Natural law is unaltered it remains the same throughout irrespective of how time and
the world has evolved overtime it remains active and valid throughout the world, and
it bears no exception as to whom it applies, it applies to everyone. Traditional
Africans believe in the saying that God is always the same he is also immutable, he
is today what he was yesterday and the day before, what he is does not change with
time, everything may change through the process of evolution, but he remains
unchanged, not by weather or any condition that one may think of. He does not
change so does everything that comes with him this includes his law, moral decrees
and rules they remain valid at all times like he is.
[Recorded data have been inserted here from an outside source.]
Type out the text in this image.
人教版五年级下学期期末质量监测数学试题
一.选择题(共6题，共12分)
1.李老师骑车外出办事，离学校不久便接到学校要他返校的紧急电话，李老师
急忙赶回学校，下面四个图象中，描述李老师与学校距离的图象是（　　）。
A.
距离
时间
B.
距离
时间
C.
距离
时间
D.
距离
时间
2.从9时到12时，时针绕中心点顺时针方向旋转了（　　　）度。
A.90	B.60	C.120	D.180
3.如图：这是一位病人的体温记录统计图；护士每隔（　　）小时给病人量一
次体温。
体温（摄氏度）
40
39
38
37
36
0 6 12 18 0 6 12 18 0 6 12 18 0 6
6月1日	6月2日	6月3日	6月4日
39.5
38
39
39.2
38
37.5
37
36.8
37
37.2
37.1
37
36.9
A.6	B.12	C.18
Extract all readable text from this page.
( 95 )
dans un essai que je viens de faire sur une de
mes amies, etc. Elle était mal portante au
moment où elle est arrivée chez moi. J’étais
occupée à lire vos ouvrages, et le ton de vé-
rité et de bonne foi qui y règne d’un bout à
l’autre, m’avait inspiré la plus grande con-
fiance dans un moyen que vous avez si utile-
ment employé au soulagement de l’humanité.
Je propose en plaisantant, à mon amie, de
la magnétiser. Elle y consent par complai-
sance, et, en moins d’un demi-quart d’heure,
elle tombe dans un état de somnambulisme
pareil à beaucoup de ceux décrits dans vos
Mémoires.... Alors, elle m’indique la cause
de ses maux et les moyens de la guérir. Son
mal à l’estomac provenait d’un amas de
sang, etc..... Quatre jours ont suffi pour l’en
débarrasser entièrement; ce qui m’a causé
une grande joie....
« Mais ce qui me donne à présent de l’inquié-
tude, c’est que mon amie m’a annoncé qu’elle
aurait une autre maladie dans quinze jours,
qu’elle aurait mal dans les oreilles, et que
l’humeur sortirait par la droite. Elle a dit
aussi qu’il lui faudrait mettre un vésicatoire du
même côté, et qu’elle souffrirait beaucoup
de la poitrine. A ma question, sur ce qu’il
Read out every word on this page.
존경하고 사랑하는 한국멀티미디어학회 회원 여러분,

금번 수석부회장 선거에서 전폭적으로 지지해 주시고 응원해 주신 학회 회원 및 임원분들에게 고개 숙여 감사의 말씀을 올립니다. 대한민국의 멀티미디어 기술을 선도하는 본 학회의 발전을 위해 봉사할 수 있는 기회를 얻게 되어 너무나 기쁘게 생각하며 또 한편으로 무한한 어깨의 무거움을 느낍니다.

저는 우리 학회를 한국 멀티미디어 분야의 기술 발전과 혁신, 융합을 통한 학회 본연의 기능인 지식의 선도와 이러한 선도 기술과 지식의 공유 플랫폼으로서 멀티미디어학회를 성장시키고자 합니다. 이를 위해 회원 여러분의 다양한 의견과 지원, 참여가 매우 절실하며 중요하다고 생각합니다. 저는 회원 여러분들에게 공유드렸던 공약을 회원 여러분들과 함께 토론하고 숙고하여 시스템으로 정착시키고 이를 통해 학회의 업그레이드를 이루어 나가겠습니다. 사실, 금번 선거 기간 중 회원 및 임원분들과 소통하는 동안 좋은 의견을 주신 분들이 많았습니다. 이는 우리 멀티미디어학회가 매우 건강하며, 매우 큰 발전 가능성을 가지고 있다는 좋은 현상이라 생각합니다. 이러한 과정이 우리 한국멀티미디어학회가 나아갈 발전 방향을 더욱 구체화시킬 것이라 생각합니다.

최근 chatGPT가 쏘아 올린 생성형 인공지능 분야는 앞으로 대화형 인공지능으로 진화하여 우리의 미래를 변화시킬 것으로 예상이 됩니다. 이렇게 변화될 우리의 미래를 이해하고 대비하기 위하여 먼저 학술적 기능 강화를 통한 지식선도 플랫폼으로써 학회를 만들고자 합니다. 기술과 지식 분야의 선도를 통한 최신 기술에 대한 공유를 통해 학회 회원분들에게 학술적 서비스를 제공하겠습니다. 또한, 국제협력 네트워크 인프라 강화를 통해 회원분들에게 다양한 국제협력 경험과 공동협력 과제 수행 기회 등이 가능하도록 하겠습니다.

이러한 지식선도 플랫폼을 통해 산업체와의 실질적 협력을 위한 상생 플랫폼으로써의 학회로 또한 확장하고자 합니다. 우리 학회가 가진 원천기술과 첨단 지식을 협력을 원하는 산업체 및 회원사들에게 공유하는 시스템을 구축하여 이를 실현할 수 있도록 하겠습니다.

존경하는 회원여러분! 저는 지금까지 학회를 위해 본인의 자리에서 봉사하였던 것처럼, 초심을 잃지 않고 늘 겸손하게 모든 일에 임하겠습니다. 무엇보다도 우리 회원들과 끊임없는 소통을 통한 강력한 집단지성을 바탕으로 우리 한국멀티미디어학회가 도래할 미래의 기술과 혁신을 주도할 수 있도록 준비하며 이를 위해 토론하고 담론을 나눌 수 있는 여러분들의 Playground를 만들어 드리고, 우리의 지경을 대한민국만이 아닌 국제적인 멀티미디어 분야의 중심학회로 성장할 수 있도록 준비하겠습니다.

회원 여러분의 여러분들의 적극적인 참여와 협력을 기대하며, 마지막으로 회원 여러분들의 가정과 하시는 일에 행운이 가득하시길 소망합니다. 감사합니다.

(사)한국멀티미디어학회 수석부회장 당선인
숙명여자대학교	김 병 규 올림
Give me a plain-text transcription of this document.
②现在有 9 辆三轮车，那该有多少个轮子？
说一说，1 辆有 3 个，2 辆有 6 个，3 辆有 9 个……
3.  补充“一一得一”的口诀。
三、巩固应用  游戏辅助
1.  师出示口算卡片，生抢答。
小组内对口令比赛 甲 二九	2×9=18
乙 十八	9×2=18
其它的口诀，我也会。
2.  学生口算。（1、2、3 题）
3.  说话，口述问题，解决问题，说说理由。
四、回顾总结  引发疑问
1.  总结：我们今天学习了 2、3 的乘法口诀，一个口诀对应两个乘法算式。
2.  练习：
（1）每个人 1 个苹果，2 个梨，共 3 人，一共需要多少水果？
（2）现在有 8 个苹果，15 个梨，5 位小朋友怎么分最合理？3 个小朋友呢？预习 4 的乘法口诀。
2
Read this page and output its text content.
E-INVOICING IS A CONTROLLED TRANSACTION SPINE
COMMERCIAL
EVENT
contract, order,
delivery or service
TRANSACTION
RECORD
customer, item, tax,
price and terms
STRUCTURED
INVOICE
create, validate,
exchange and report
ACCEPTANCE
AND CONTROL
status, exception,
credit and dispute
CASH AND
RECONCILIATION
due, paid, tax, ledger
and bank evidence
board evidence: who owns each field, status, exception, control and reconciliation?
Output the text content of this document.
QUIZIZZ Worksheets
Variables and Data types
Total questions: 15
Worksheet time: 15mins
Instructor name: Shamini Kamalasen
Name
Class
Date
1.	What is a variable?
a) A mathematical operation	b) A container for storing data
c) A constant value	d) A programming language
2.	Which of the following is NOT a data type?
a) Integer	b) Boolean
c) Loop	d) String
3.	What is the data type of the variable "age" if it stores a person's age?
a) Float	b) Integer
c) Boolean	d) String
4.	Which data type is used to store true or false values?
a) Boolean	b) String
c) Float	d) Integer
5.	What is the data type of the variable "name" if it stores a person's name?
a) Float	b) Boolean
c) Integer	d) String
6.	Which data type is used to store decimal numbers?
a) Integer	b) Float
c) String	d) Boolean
Natural law proponents and theorists believe propose and suppose that for it to be
fully valid some of the elements it has satisfied are inclusive of the most important
one being morality and the law is in whatever way when it is being promulgated
should morally conform with the standards of the communities. Traditional African
jurisprudence took note of that and duly took note of that because laws in this school
of thought were proposed and enacted to essentially promote moral welfare of the
communities.
Question 03
Legal positivism is a what I would like to refer to as the practical oriented and
observation-oriented school of law. It’s a school of thought that is more interested
with knowing how certain things came to being and how others came to happen
more especially in the legal field.
It rejects the idea proposed by the naturalists that natural law is metaphysical, and
thus legal positivists regard it as a mere thought and a speculation nothing else. In
positive law there are certain aspects that the positive law is concerned with, things
that can be positively and directly observed instead of making assumptions that
there are rules that allegedly exist and how they came about is unknown. The main
concern in here is reality and not assumptions, facts are the aspects to be dealt with
in legal positivism.
Legal positivism is built on three main ideas first being that values should not be
confused with law or fused with, therefore there should be a difference and a
complete separation between the two aspects, this goes against what natural law
presupposes one may observe. Legal positivism asserts that the law is not based on
never changing set of rules and therefore judges should upon deciding cases and
delivering judgements take consideration of the facts arising instead of the moral
issues involved. They further intimate that there is difference in meaning on rights
and duties in law and morality.
If positive law assigns a meaning to a term therefore the only meaning the term
should bear is the one assigned to it by the legal positivists. An example of the
differences the positivists put out to the world, can be seen from the grounds
different, being that one may be confronted with the morality of respect, failure to do
so may get one punished, it can be observed from the family values that a child
should respect their parents failure to do leads to punishment which may even go as
far as corporal one, while on the one hand may be confronted with the obligation to
follow the rules and the laws of their country and failure to do so may lead to there
being criminal charges laid against such a person or better yet, there may be
sanctions to be imposed against him. The difference can be drawn between the
moral duty to respect and the legal duty placed on a person to conduct themselves in
a certain manner prescribed by the law.
The second idea is concerned with social agreement which presupposes contrary to
what natural law asserts, is man-made. Positive law results from agreements made
between people in the society based on the agreement of what they refer to as right
and just for their society. Social control here takes center stage.
Legal positivism and its law is open to critics by others because it is not made
supreme like natural law is done, this law can be wrong and be corrected by the
society.
The last idea presupposes that legal positivism is commanding in nature, this is
referred to as the command theory which is based on the command-obey system
between the sovereign and the minority. Positivist in here disagree indirectly as it
stae sthat it does not only impose the law on people it also gives them an opportunity
and the voice and power to alter and or change it.